L’Iran est exclu du système bancaire international Swift (Society for Worldwide Interbank Financial Telecommunication). Un paiement juridiquement sécurisé par-delà les frontières nationales n’est pratiquement possible que via Swift. Les alternatives sont compliquées et coûteuses. «Les Etats-Unis ont un contrôle sur pratiquement chaque dollar qui est échangé dans le monde», avance Philippe Welti.
Les réserves émises par la SERV, l’assurance suisse contre les risques à l’exportation, montrent à quel point il est difficile de faire des affaires avec l’Etat iranien. La SERV est «actuellement disposée à examiner des demandes de couverture pour l’Iran, pour autant que l’exportateur puisse proposer un mode de paiement acceptable aux yeux de la SERV», explique le Secrétariat d’Etat à l’économie (SECO) à swissinfo.ch.
«En dépit de l’assouplissement des sanctions par le Conseil fédéral, la SERV n’a toutefois pu traiter aucune demande de couverture car les modes de paiement n’ont pas encore été établis», poursuit le SECO. Malgré un intérêt marqué, le commerce entre la Suisse et l’Iran ne décolle pas (encore). Durant les quatre premiers mois de 2014, les exportations ont augmenté de 12,8% par rapport à la même période de l’an dernier, pour atteindre 99,3 millions de francs. Les importations ont connu une hausse de 11,2% pour s’établir à 12,8 millions de francs. En raison de la courte période concernée, le SECO n’est pas en mesure de dire si ce phénomène s’explique par un assouplissement sélectif des sanctions ou simplement par des fluctuations naturelles.
En 2008, la Suisse a signé un contrat de livraison de gaz avec l’Iran, en présence de Micheline Calmy-Rey, alors ministre des Affaires étrangères. Le contrat a suscité une vive polémique en Suisse, en raison notamment du foulard porté par Micheline Calmy-Rey à cette occasion. Le contrat a été suspendu peu après, dans la foulée des sanctions prises par la communauté internationale.
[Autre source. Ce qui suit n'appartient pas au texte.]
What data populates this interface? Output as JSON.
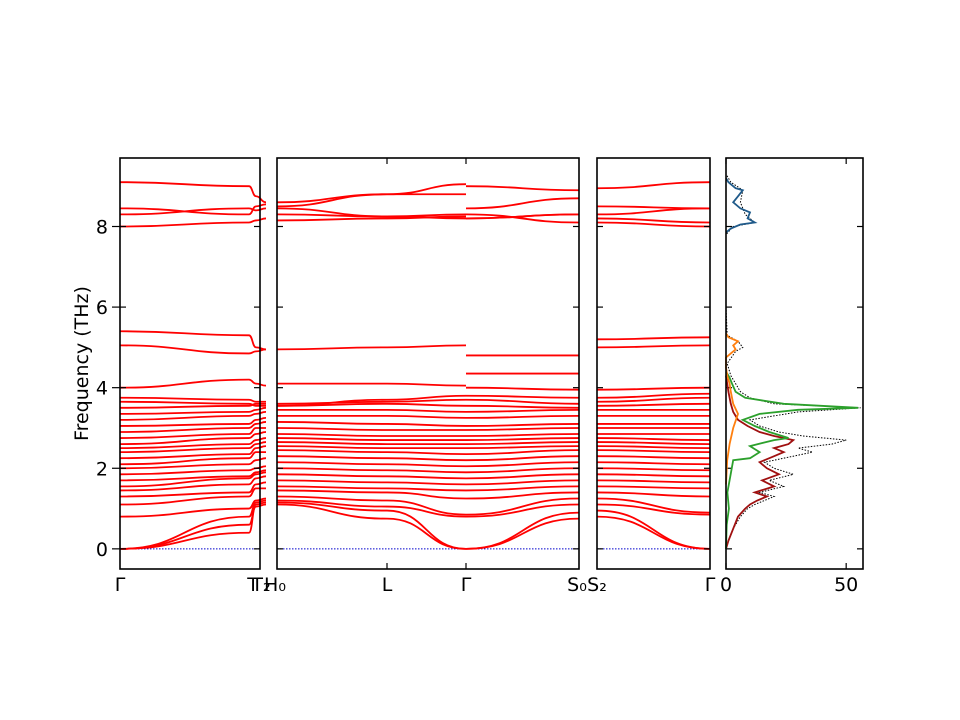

Ni le Département fédéral des Affaires étrangères ni AXPO Trading SA, qui avait conclu le contrat sous le nom d’EGL, ne souhaitent s’exprimer sur d’éventuels efforts entrepris pour relancer le contrat. «La situation géopolitique actuelle ne permet pas de livraisons de gaz depuis l’Iran», écrit Axpo. Elle dit s’appuyer à l’heure actuelle sur le «TAP (Trans Adriatic Pipeline) pour l’approvisionnement en gaz depuis l’Azerbaïdjan».
OMV, la plus grande société industrielle autrichienne, avait également signé à l’époque un accord de livraison de gaz avec l’Iran. Selon plusieurs médias, des rencontres entre des représentants d’OMV et du ministère iranien du pétrole ont eu lieu ces derniers jours.
Prudence avec les médias iraniens
Le regain d’intérêt de l’Occident pour l’économie iranienne est bien perçu dans ce pays, et les médias nationaux s’en font volontiers l’écho. Les sources sur lesquelles reposent les informations sont cependant parfois mystérieuses.
«Le fabricant de vélos électriques Biketec est prêt à investir en Iran», rapportait récemment la radio officielle iranienne (IRIB) sur son site internet, qui diffuse des informations en plusieurs langues, dont l’allemand et le français.
Un membre du Conseil d’administration de l’entreprise suisse se serait déclaré prêt à construire des ateliers de production et d’assemblage sur l’île iranienne de Kish. Chez Biketec, on ne sait pas d’où tombe cette nouvelle. «Nous n’avons aucunement l’intention d’étendre nos activités à l’Iran», communique l’entreprise.